“Where are the customers?” asked one broker as Ocado’s booming retail sales received short shrift from the City this week amid a slowdown of its international partnerships and a loss of market share.
That’s despite some impressive headline figures from Ocado’s annual results. Sales are no doubt impressive – for the 52 weeks ended 29 November jumped by 32.7% to £2.3bn with retail sales up 35.3%, while it cut its pre-tax loss by more than 80% from £214.5m to £44.0m.
Furthermore, EBITDA for the period jumped to £73.1m, up from 43.3m a year ago, as Ocado benefited from the boom in online grocery sales during the coronavirus pandemic and operational efficiencies in the UK retail business.
However, Ocado shares fell 1.6% on Tuesday and by 7% on Wednesday back to 2,511p as investors noted the step-change in online grocery in 2020 did not bring about a step-change in Ocado’s core profitability.
Pre-exceptional losses actually increased from £120.4m to £148.6m during the year amid a hefty £168.9m of amortisation costs related to the rollout of its technology. These were only mitigated by a one-off £104.6m gain primarily relating to an insurance payout from its Andover CFC fire.
Long-time Ocado sceptic Shore Capital wrote: “Ocado is a great British technology triumph… [But] where Ocado differs from most booming consumer-tech companies, is its lack of conversion of technological genius into tangibly leading market positions.”
Additionally, HSBC wondered where Ocado’s new customers were – both in UK consumers due to capacity constraints and international retailers –during a “step-change in online demand”.
The broker said: “In the past, Ocado has capitalised on such periods to sign up new customers… But, to date, Ocado has added no new customers in the 12 months since the start of the pandemic.”
It added: “While Ocado’s profit benefited over the past year, the shortcomings of centralised fulfilment have been exposed by the pandemic.
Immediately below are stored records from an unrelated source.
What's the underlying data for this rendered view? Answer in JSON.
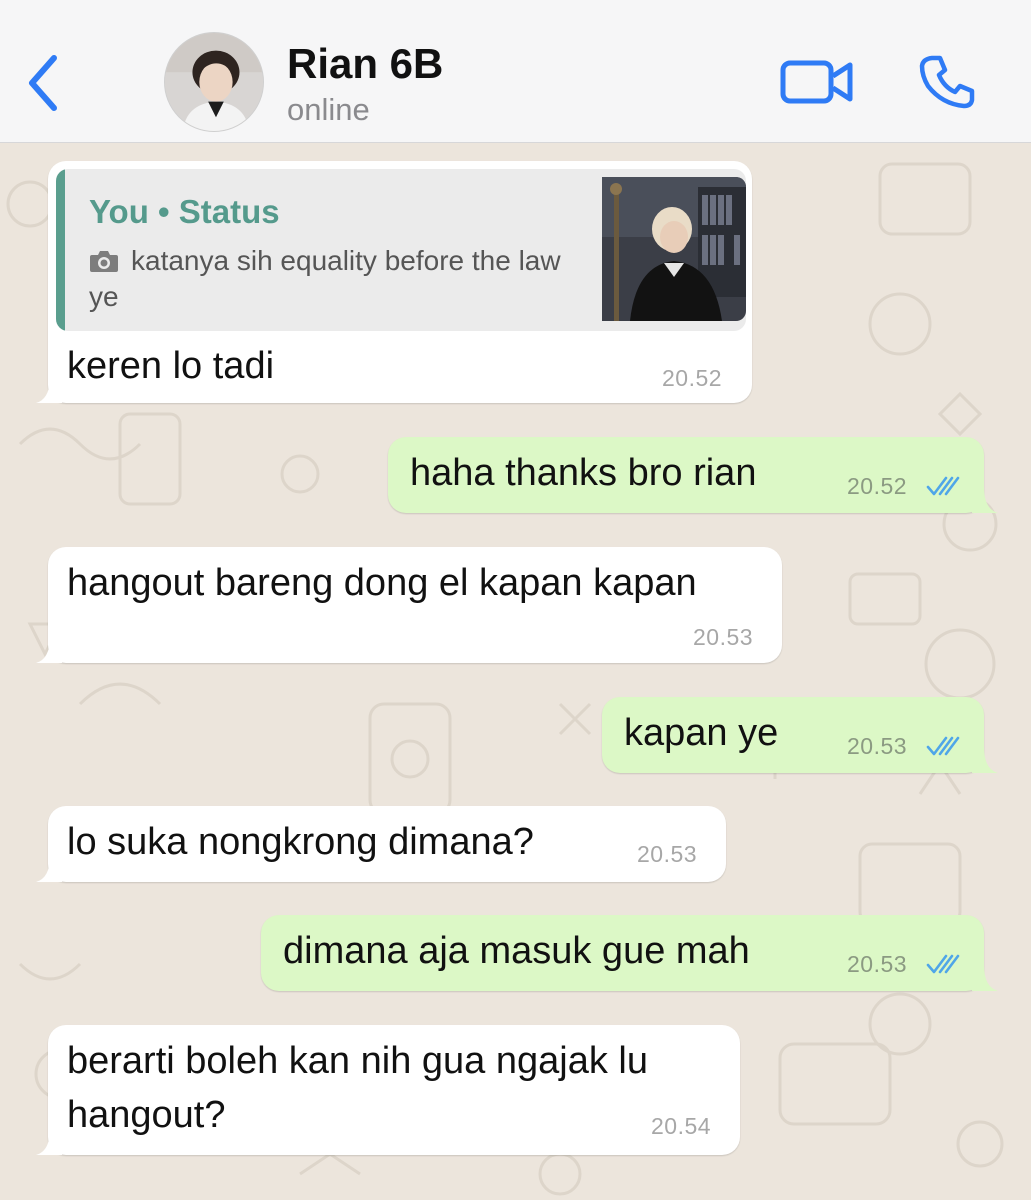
{
  "header": {
    "contact_name": "Rian 6B",
    "contact_status": "online",
    "accent_color": "#2f7bf5"
  },
  "chat": {
    "messages": [
      {
        "direction": "incoming",
        "quote": {
          "title": "You • Status",
          "text": "katanya sih equality before the law ye",
          "icon": "camera-icon"
        },
        "text": "keren lo tadi",
        "time": "20.52"
      },
      {
        "direction": "outgoing",
        "text": "haha thanks bro rian",
        "time": "20.52",
        "read": true
      },
      {
        "direction": "incoming",
        "text": "hangout bareng dong el kapan kapan",
        "time": "20.53"
      },
      {
        "direction": "outgoing",
        "text": "kapan ye",
        "time": "20.53",
        "read": true
      },
      {
        "direction": "incoming",
        "text": "lo suka nongkrong dimana?",
        "time": "20.53"
      },
      {
        "direction": "outgoing",
        "text": "dimana aja masuk gue mah",
        "time": "20.53",
        "read": true
      },
      {
        "direction": "incoming",
        "text": "berarti boleh kan nih gua ngajak lu\nhangout?",
        "time": "20.54"
      }
    ]
  },
  "colors": {
    "incoming_bubble": "#ffffff",
    "outgoing_bubble": "#dcf8c6",
    "read_ticks": "#4fa6e8",
    "quote_accent": "#5a9e8e",
    "wallpaper": "#ece5dc"
  }
}
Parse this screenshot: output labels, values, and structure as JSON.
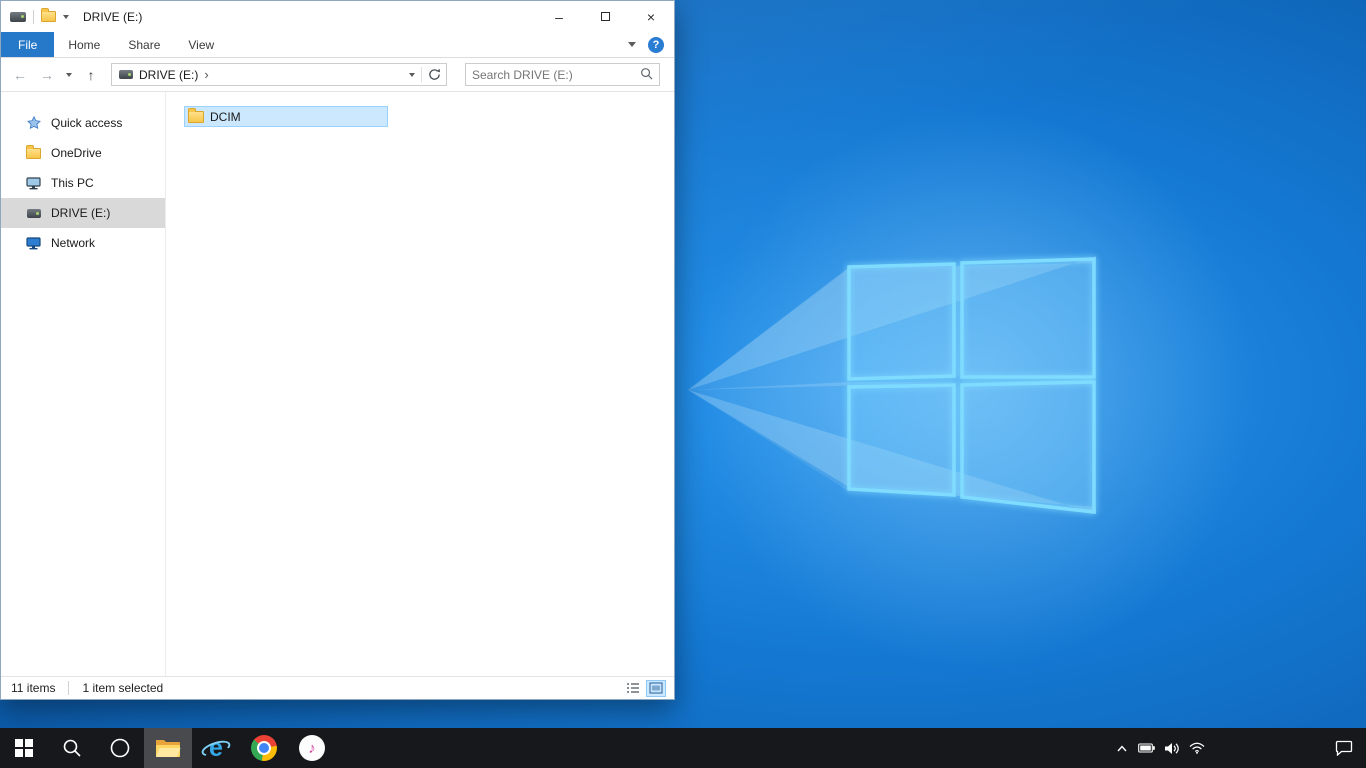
{
  "explorer": {
    "title": "DRIVE (E:)",
    "window_controls": {
      "minimize": "–",
      "close": "×"
    },
    "ribbon": {
      "tabs": [
        {
          "label": "File"
        },
        {
          "label": "Home"
        },
        {
          "label": "Share"
        },
        {
          "label": "View"
        }
      ],
      "help_glyph": "?"
    },
    "nav": {
      "back_glyph": "←",
      "forward_glyph": "→",
      "up_glyph": "↑",
      "breadcrumb": [
        {
          "label": "DRIVE (E:)"
        }
      ],
      "crumb_sep": "›",
      "search_placeholder": "Search DRIVE (E:)"
    },
    "sidebar": {
      "items": [
        {
          "label": "Quick access",
          "icon": "star-icon"
        },
        {
          "label": "OneDrive",
          "icon": "folder-icon"
        },
        {
          "label": "This PC",
          "icon": "monitor-icon"
        },
        {
          "label": "DRIVE (E:)",
          "icon": "drive-icon",
          "selected": true
        },
        {
          "label": "Network",
          "icon": "network-icon"
        }
      ]
    },
    "files": [
      {
        "name": "DCIM",
        "icon": "folder-icon",
        "selected": true
      }
    ],
    "status": {
      "items": "11 items",
      "selection": "1 item selected"
    }
  },
  "taskbar": {
    "ie_glyph": "e",
    "itunes_glyph": "♪",
    "icons": [
      "start",
      "search",
      "cortana",
      "file-explorer",
      "internet-explorer",
      "chrome",
      "itunes"
    ],
    "active_icon": "file-explorer",
    "tray": [
      "hidden-icons-chevron",
      "battery",
      "volume",
      "network",
      "action-center"
    ]
  },
  "colors": {
    "file_tab_blue": "#2678c9",
    "help_blue": "#2b7cd3",
    "selection_fill": "#cce8ff",
    "selection_border": "#99d1ff",
    "sidebar_selected": "#d9d9d9",
    "folder_yellow": "#f7c64a",
    "taskbar_bg": "#16181b",
    "wallpaper_base": "#0b5aa5",
    "logo_stroke": "#7fdcff"
  }
}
Store pick competitors have been able to scale operations faster and gain share, and now have more alternatives in microfulfilment to replicate Ocado picking efficiency in a lower-risk, lower-cost and more flexible manner.”
Looking forward, Ocado warned the coronavirus would continue to have a “significant impact” on group profit performance due to the extra costs it is incurring and that £700m of capex investment into UK and international technology would continue to constrain profitability.
However, a more upbeat AJ Bell summarised: “Ocado still needs to deliver on profit but it is getting closer. It has faced teething problems, sometimes struggling to keep up with demand, but for the most part it has coped with the rapid shifts in customer purchasing patterns.”
”Covid has been something of a double-edged sword with travel restrictions stalling attempts to sign up more customers – however, this may at least allow some time to make progress with the partners already signed up.”
Ocado shares are more than 110% up year on year, though are now 13% down on their September peak of 2,914p.